HTML5 Design Gallery
Crane Brothers Website

Crane Brothers Website

Screen shot by J Kyrnin courtesy Crane Brothers


Just glancing at the screen shot for this site is a bit misleading. While the design is nice, and clearly well thought-out, it really doesn’t do justice to the site when you interact with it. The home page has the standard roll-over effects so that you know you can interact with various bits. But don’t stop there. Click on something.

When you click on section 1 “Suits” you get a gorgeous fade to the new page. The navigation stays the same, but you get a new image, more information, and even a new background color, and it all fades in like it was meant to be there all along.

The images on this site are huge, and they need to be to showcase the products effectively. But even the loading of those images works well with a placeholder image that loads quickly that is replaced by the larger image when it’s complete. The diagonal line that takes the place of the image looks like it was supposed to be there, and then when the real image fades in it’s almost a surprise.

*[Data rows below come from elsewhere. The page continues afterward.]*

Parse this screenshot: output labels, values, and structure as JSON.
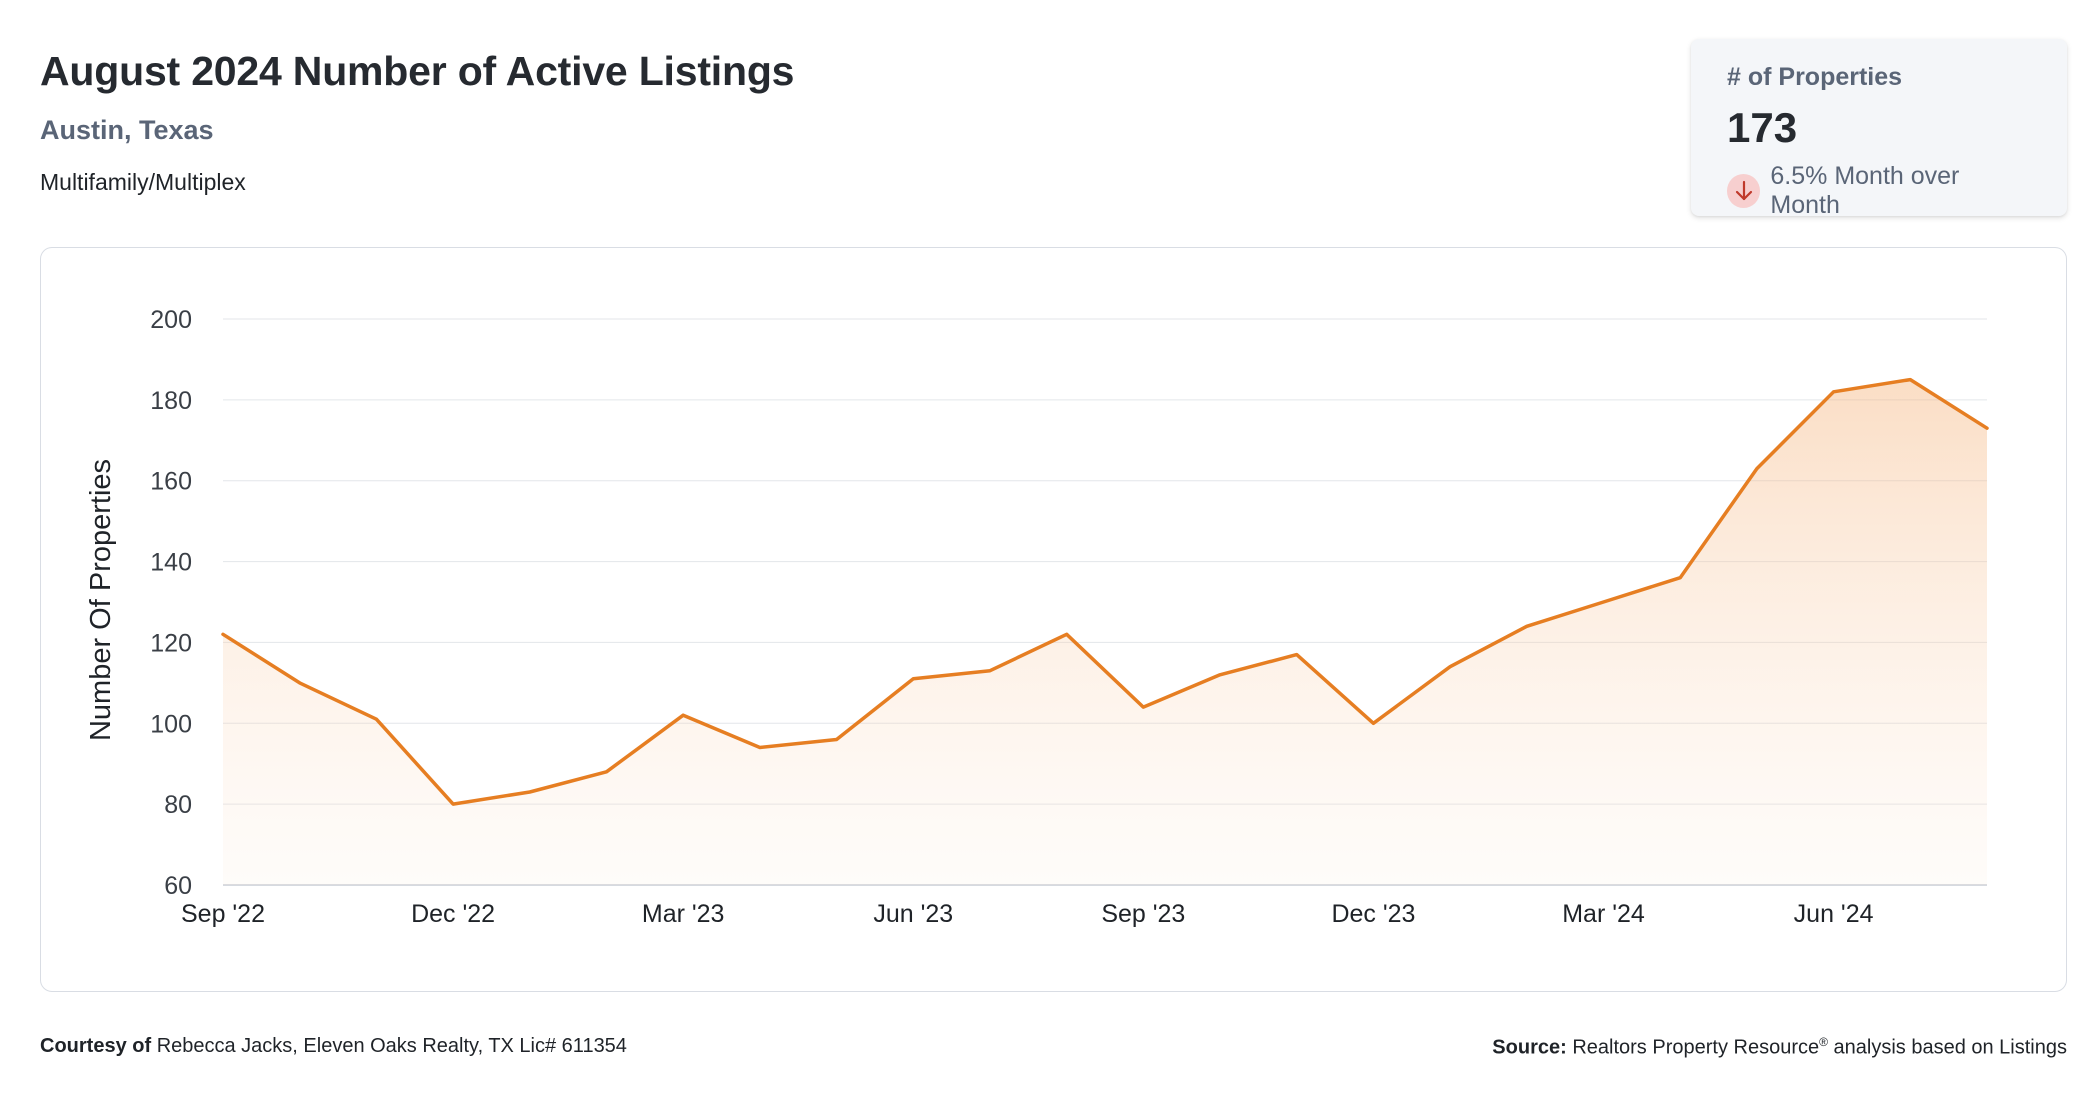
{
  "header": {
    "title": "August 2024 Number of Active Listings",
    "location": "Austin, Texas",
    "category": "Multifamily/Multiplex"
  },
  "stat_card": {
    "label": "# of Properties",
    "value": "173",
    "change_text": "6.5% Month over Month",
    "direction": "down",
    "direction_icon": "arrow-down-icon",
    "badge_color": "#f7cfcf",
    "arrow_color": "#c0392b"
  },
  "chart_data": {
    "type": "area",
    "title": "",
    "xlabel": "",
    "ylabel": "Number Of Properties",
    "ylim": [
      60,
      200
    ],
    "yticks": [
      60,
      80,
      100,
      120,
      140,
      160,
      180,
      200
    ],
    "grid": true,
    "line_color": "#e67e22",
    "x_tick_labels": [
      "Sep '22",
      "Dec '22",
      "Mar '23",
      "Jun '23",
      "Sep '23",
      "Dec '23",
      "Mar '24",
      "Jun '24"
    ],
    "x_tick_every": 3,
    "x": [
      "Sep '22",
      "Oct '22",
      "Nov '22",
      "Dec '22",
      "Jan '23",
      "Feb '23",
      "Mar '23",
      "Apr '23",
      "May '23",
      "Jun '23",
      "Jul '23",
      "Aug '23",
      "Sep '23",
      "Oct '23",
      "Nov '23",
      "Dec '23",
      "Jan '24",
      "Feb '24",
      "Mar '24",
      "Apr '24",
      "May '24",
      "Jun '24",
      "Jul '24",
      "Aug '24"
    ],
    "series": [
      {
        "values": [
          122,
          110,
          101,
          80,
          83,
          88,
          102,
          94,
          96,
          111,
          113,
          122,
          104,
          112,
          117,
          100,
          114,
          124,
          130,
          136,
          163,
          182,
          185,
          173
        ]
      }
    ]
  },
  "footer": {
    "courtesy_label": "Courtesy of",
    "courtesy_text": "Rebecca Jacks, Eleven Oaks Realty, TX Lic# 611354",
    "source_label": "Source:",
    "source_text": "Realtors Property Resource",
    "source_sup": "®",
    "source_suffix": "analysis based on Listings"
  }
}
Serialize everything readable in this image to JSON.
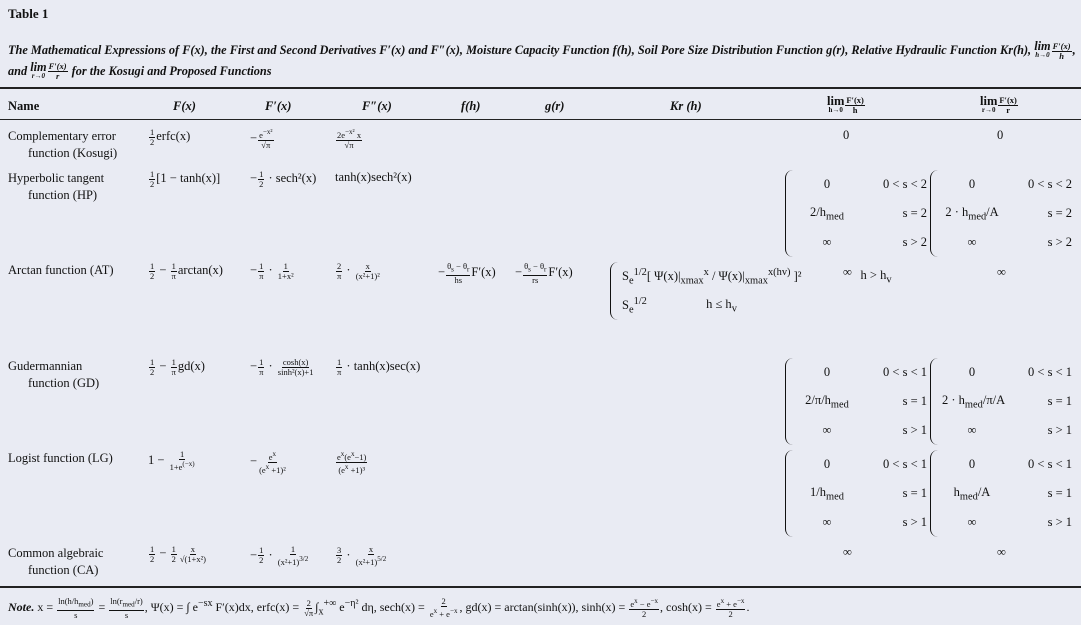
{
  "title": "Table 1",
  "caption": "The Mathematical Expressions of F(x), the First and Second Derivatives F′(x) and F″(x), Moisture Capacity Function f(h), Soil Pore Size Distribution Function g(r), Relative Hydraulic Function K",
  "caption_line2": [
    "r",
    "(h), ",
    {
      "lim": "h→0",
      "n": "F′(x)",
      "d": "h"
    },
    ", and ",
    {
      "lim": "r→0",
      "n": "F′(x)",
      "d": "r"
    },
    " for the Kosugi and Proposed Functions"
  ],
  "headers": {
    "name": "Name",
    "F": "F(x)",
    "F1": "F′(x)",
    "F2": "F″(x)",
    "f": "f(h)",
    "g": "g(r)",
    "Kr": "Kr (h)",
    "limh": [
      {
        "lim": "h→0",
        "n": "F′(x)",
        "d": "h"
      }
    ],
    "limr": [
      {
        "lim": "r→0",
        "n": "F′(x)",
        "d": "r"
      }
    ]
  },
  "rows": [
    {
      "name": [
        "Complementary error",
        "function (Kosugi)"
      ],
      "F": [
        {
          "n": "1",
          "d": "2"
        },
        "erfc(x)"
      ],
      "F1": [
        "−",
        {
          "n": "e<sup>−x²</sup>",
          "d": "√π"
        }
      ],
      "F2": [
        {
          "n": "2e<sup>−x²</sup> x",
          "d": "√π"
        }
      ],
      "limh": "0",
      "limr": "0"
    },
    {
      "name": [
        "Hyperbolic tangent",
        "function (HP)"
      ],
      "F": [
        {
          "n": "1",
          "d": "2"
        },
        "[1 − tanh(x)]"
      ],
      "F1": [
        "−",
        {
          "n": "1",
          "d": "2"
        },
        " · sech²(x)"
      ],
      "F2": [
        "tanh(x)sech²(x)"
      ],
      "limh": [
        [
          "0",
          "0 < s < 2"
        ],
        [
          "2/h<sub>med</sub>",
          "s = 2"
        ],
        [
          "∞",
          "s > 2"
        ]
      ],
      "limr": [
        [
          "0",
          "0 < s < 2"
        ],
        [
          "2 · h<sub>med</sub>/A",
          "s = 2"
        ],
        [
          "∞",
          "s > 2"
        ]
      ]
    },
    {
      "name": [
        "Arctan function (AT)"
      ],
      "F": [
        {
          "n": "1",
          "d": "2"
        },
        " − ",
        {
          "n": "1",
          "d": "π"
        },
        "arctan(x)"
      ],
      "F1": [
        "−",
        {
          "n": "1",
          "d": "π"
        },
        " · ",
        {
          "n": "1",
          "d": "1+x²"
        }
      ],
      "F2": [
        {
          "n": "2",
          "d": "π"
        },
        " · ",
        {
          "n": "x",
          "d": "(x²+1)²"
        }
      ],
      "f": [
        "−",
        {
          "n": "θ<sub>s</sub> − θ<sub>r</sub>",
          "d": "hs"
        },
        "F′(x)"
      ],
      "g": [
        "−",
        {
          "n": "θ<sub>s</sub> − θ<sub>r</sub>",
          "d": "rs"
        },
        "F′(x)"
      ],
      "Kr": [
        [
          "S<sub>e</sub><sup>1/2</sup>[ Ψ(x)|<sub>xmax</sub><sup>x</sup> / Ψ(x)|<sub>xmax</sub><sup>x(hv)</sup> ]²",
          "h > h<sub>v</sub>"
        ],
        [
          "S<sub>e</sub><sup>1/2</sup>",
          "h ≤ h<sub>v</sub>"
        ]
      ],
      "limh": "∞",
      "limr": "∞"
    },
    {
      "name": [
        "Gudermannian",
        "function (GD)"
      ],
      "F": [
        {
          "n": "1",
          "d": "2"
        },
        " − ",
        {
          "n": "1",
          "d": "π"
        },
        "gd(x)"
      ],
      "F1": [
        "−",
        {
          "n": "1",
          "d": "π"
        },
        " · ",
        {
          "n": "cosh(x)",
          "d": "sinh²(x)+1"
        }
      ],
      "F2": [
        {
          "n": "1",
          "d": "π"
        },
        " · tanh(x)sec(x)"
      ],
      "limh": [
        [
          "0",
          "0 < s < 1"
        ],
        [
          "2/π/h<sub>med</sub>",
          "s = 1"
        ],
        [
          "∞",
          "s > 1"
        ]
      ],
      "limr": [
        [
          "0",
          "0 < s < 1"
        ],
        [
          "2 · h<sub>med</sub>/π/A",
          "s = 1"
        ],
        [
          "∞",
          "s > 1"
        ]
      ]
    },
    {
      "name": [
        "Logist function (LG)"
      ],
      "F": [
        "1 − ",
        {
          "n": "1",
          "d": "1+e<sup>(−x)</sup>"
        }
      ],
      "F1": [
        "−",
        {
          "n": "e<sup>x</sup>",
          "d": "(e<sup>x</sup> +1)²"
        }
      ],
      "F2": [
        {
          "n": "e<sup>x</sup>(e<sup>x</sup>−1)",
          "d": "(e<sup>x</sup> +1)³"
        }
      ],
      "limh": [
        [
          "0",
          "0 < s < 1"
        ],
        [
          "1/h<sub>med</sub>",
          "s = 1"
        ],
        [
          "∞",
          "s > 1"
        ]
      ],
      "limr": [
        [
          "0",
          "0 < s < 1"
        ],
        [
          "h<sub>med</sub>/A",
          "s = 1"
        ],
        [
          "∞",
          "s > 1"
        ]
      ]
    },
    {
      "name": [
        "Common algebraic",
        "function (CA)"
      ],
      "F": [
        {
          "n": "1",
          "d": "2"
        },
        " − ",
        {
          "n": "1",
          "d": "2"
        },
        {
          "n": "x",
          "d": "√(1+x²)"
        }
      ],
      "F1": [
        "−",
        {
          "n": "1",
          "d": "2"
        },
        " · ",
        {
          "n": "1",
          "d": "(x²+1)<sup>3/2</sup>"
        }
      ],
      "F2": [
        {
          "n": "3",
          "d": "2"
        },
        " · ",
        {
          "n": "x",
          "d": "(x²+1)<sup>5/2</sup>"
        }
      ],
      "limh": "∞",
      "limr": "∞"
    }
  ],
  "note": [
    "<b><i>Note.</i></b> x = ",
    {
      "n": "ln(h/h<sub>med</sub>)",
      "d": "s"
    },
    " = ",
    {
      "n": "ln(r<sub>med</sub>/r)",
      "d": "s"
    },
    ", Ψ(x) = ∫ e<sup>−sx</sup> F′(x)dx, erfc(x) = ",
    {
      "n": "2",
      "d": "√π"
    },
    "∫<sub>x</sub><sup>+∞</sup> e<sup>−η²</sup> dη, sech(x) = ",
    {
      "n": "2",
      "d": "e<sup>x</sup> + e<sup>−x</sup>"
    },
    ", gd(x) = arctan(sinh(x)), sinh(x) = ",
    {
      "n": "e<sup>x</sup> − e<sup>−x</sup>",
      "d": "2"
    },
    ", cosh(x) = ",
    {
      "n": "e<sup>x</sup> + e<sup>−x</sup>",
      "d": "2"
    },
    "."
  ]
}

But once you’ve looked at the suits, shirts, collection, and shops, be sure to check out the “Dispatch.” This is a simple three column design, almost a blog (it has an RSS feed, so it could be considered that), but what’s especially nice about this page is how it loads. On my monitor, there is enough room for two rows of images, six in total, and as I scroll down to the bottom, a “loading” icon appears and then more posts show up. This is an excellent example of a continuous scroll. As you get to the bottom, more appears, and more and more. I imagine that there is an end eventually, but it’s easy to keep reading as the pictures and posts draw you further down the site.

But What About the HTML?

This site is done in HTML5 and it’s very well written HTML. It uses HTML5 sectioning elements to define the various semantic areas of the pages. It also uses elements like HGROUP correctly. And you can see a great example of how to use links around blocks to great effect. (You could do this before, but it wasn’t valid until HTML5.)

I think the only disappointment I have with this site is that it doesn’t have a responsive design to help people on mobile devices get the most out of the pages. When I tested it on my iPad, the scrolling had some strange artifacts (covering over the navigation content, and then having it disappear abruptly). But this is minor because the site is still functional and good looking on an iPad.

All in all, I find this site very inspiring. The design is crisp and understated and the interactivity is wonderful.